The film, which stars Canadian Ryan Reynolds and Rosario Dawson, was widely panned by critics after premiering at the 2014 Cannes Film Festival. But while new work is absent from the TIFF lineup, the Chloe director will definitely be present.
Atom joins the TIFF Cinematheque category showing a new, digitally restored print of his 1989 film, Speaking Parts. The film tells the story of a struggling actor who works as a hotel custodian by day and a gigolo to his supervisor by night. The film, which was nominated for six Genie awards, explores a tangle of bizarre relationships that culminate in a shocking conclusion.
The 54-year-old director has really done it all. In 1987 and 1988, he directed two episodes of Alfred Hitchcock Presents, and in 1989 he directed one episode of The Twilight Zone.
As for his feature-making career, Atom told journalist Robert K. Elder that his successes wouldn’t be possible without having seen Ingmar Bergman’s Persona.
The director said, “[ Persona] gave me an incredible respect for the medium and its possibilities. To me, Persona marries a pure form and a very profound vision with absolute conviction. It’s very inspiring. I felt that it was able to open a door that wasn’t there before.”
That door, once opened, gave way to celebrated works like the critically acclaimed The Sweet Hereafterin 1997, which was nominated for Best Director and Best Adapted Screenplay Oscars.
A film that drew considerable attention was 2002’s Ararat, due to its exploration of Armenian Genocide. Ararat was the first film to discuss the subject since Henri Verneuil’s Mayrig in 1991, which is what inspired much of the controversy surrounding Atom’s effort.
From high profile features to lesser-known projects, Atom’s filmography begins as early as 1984, when he directed Next of Kin, casting his now-wife, Arsinée Khanjian, in a starring role.

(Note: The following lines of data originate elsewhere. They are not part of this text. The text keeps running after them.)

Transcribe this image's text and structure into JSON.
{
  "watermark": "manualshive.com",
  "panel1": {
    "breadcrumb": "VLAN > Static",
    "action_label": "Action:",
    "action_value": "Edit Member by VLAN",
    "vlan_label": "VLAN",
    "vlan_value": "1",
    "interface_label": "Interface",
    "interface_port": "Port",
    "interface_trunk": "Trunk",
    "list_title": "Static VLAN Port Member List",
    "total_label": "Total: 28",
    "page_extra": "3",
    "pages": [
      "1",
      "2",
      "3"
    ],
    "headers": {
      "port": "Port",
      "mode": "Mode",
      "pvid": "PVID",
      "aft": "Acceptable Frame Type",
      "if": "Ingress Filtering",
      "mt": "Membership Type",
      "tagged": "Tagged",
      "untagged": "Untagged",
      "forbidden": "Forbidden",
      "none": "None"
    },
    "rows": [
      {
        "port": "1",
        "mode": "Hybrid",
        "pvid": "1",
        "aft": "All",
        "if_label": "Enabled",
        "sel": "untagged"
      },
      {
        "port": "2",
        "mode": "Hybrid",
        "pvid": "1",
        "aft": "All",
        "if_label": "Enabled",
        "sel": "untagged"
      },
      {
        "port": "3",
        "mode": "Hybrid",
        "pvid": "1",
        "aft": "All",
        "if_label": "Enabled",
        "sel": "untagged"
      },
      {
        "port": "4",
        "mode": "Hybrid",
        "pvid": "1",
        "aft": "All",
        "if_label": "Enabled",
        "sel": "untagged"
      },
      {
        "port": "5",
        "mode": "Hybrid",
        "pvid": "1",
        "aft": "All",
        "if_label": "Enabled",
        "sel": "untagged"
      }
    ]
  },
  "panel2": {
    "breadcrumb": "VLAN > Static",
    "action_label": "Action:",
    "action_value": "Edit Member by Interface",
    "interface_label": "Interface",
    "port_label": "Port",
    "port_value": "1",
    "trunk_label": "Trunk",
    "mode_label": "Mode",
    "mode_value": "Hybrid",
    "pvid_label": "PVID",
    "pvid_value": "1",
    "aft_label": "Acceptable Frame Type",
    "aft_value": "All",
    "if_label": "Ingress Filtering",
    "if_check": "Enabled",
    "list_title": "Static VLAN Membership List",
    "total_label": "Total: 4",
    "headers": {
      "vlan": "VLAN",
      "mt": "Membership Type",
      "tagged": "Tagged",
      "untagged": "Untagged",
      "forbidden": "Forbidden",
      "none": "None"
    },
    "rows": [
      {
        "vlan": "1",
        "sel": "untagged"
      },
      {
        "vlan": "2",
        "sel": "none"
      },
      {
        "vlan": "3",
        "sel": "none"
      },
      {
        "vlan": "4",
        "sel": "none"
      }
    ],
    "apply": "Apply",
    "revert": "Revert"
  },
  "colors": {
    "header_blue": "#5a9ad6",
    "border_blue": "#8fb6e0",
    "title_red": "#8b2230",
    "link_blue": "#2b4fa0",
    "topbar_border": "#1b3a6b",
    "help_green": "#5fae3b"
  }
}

She has since starred in a variety of his work, including Calendar, The Sweet Hereafter, Speaking Parts, Exotica and Ararat.
The accolades for this esteemed director paint a picture of continued success. Atom won the Best Picture, Best Screenplay and Best Achievement in Direction Genie Awards in 1994 for his film Exotica.
The Sweet Hereafter was also widely praised, as he received the Toronto Film Critics Award for Best Feature and Best Director in 1997, along with the Independent Spirit Award for Best Foreign Film and three Cannes awards: the FIPRESCI Prize, the Grand Jury Award and the Prize of the Ecumenical Jury.